Median as market price measurement
There is no perfect measure for any broad financial market activity. Markets for stocks, bonds and other securities are the most widely reported and measured financial markets. It is relatively easy to measure activity in these markets because all sales are recorded at a few central exchanges and the “products” are uniform (one share of stock is equal to another). In contrast, real estate markets are much more difficult to evaluate. Real estate transactions are recorded into the public record in thousands of locations across the country. Keeping an organized database of these records is such a daunting task that the title insurance industry has taken this responsibility as part of its business model, and many people are devoted to the arduous task of obtaining and organizing these records on a daily basis.

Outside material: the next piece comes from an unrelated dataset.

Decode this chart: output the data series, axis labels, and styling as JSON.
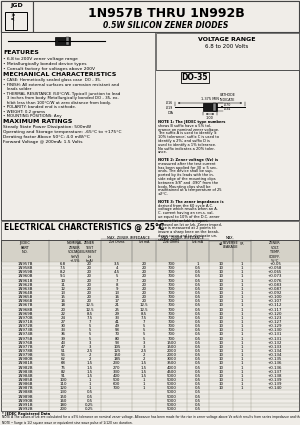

Real estate does not have the uniformity of stocks or other financial instruments. Each property has unique qualities that differentiate it from all other properties making like-kind comparisons very difficult. Geographical location is a major influence on the value of real estate. Even if two properties could be found with identical physical characteristics, the values of these properties could vary considerably based on where they are located. Ideally, a market measure would record the changes in sales prices of identical assets or in the case of an index, a group of similar assets. The unique nature of real estate assets makes it difficult to use standard measures of reporting utilized in other financial markets.
Due to the problems of asset uniformity and variability based on location, real estate markets are typically measured using some form of median pricing over a specified geographic area. The median is a statistical measure of central tendency where half the data points are above and half the data points are below. For instance, in a list of 5 numbers sorted by size ($100,000, $200,000, $300,000, $500,000, $900,000,) the third number in the list ($300,000) would be the median because it has two numbers that are larger and two numbers that are smaller. The median ($300,000) is used rather than an average ($400,000) because a few very expensive properties can increase the average significantly, and the resulting number does not represent the bulk of the price activity in the market.
Median Home Prices, 1968-2006
Median is Not Perfect
One of the problems with a median as a measure of house prices is a lag between when a top or a bottom actually occurs and when this top or bottom is reflected in the index. During the beginning of a market decline, the lower end of the market has a more dramatic drop in volume than the top of the market. This causes the median to stay at artificially high levels not reflective of pricing of individual properties in the market. In other words, for a time things look better than they are.
Then as the price decline takes hold, transaction volume picks up at the low end and drys up at the high end. The flood of low-end transactions at much lower price points makes the median snap back and make the decline look worse than it really is.
Finally, as the price decline wears on, transaction volume will begin to accelerate at the high end — at much lower price points. This activity is still above the median, so the median moves higher whereas prices are actually moving lower.
At the beginning of a market rally, transaction volume picks up at the bottom of the market at first restarting the chain of move ups. During this time, the prices of individual properties can be moving higher, but since the heavy transaction volume is at the low end, the median will actually move lower.
With all variability caused by changes in the product mix, the median is a poor record of market tops and bottoms, and it is prone to show a direction of market prices that is incongruous with what is happening with individual properties.
Other Distortions of Median
The median has another significant weakness: it does not indicate the value buyers are obtaining in the market. The houses or structures built on the land compose the most significant portion of real estate value in most markets. These structures deteriorate over time and require routine maintenance that is often deferred. During times of prosperity, many people renovate homes to add value and improve their living conditions. The impact of deterioration and renovation of individual properties is not reflected in the median resale value.
Also, at the time of sale, there are often buyer incentives which inflate the recorded sales price relative to the actual cost to the buyer. These buyer incentives also distort the median sales price as a measure of value.
Median is the Best We Have
With all these distortions of market reality, it is a wonder the median is used at all. Winston Churchill noted, “It has been said that democracy is the worst form of government except all the others that have been tried.” The same is true of the median. We use it not because it is perfect, but because it is the best available for the task. Despite its weaknesses, distortions in the index are not extreme, and it is the best tool available that provides a meaningful number.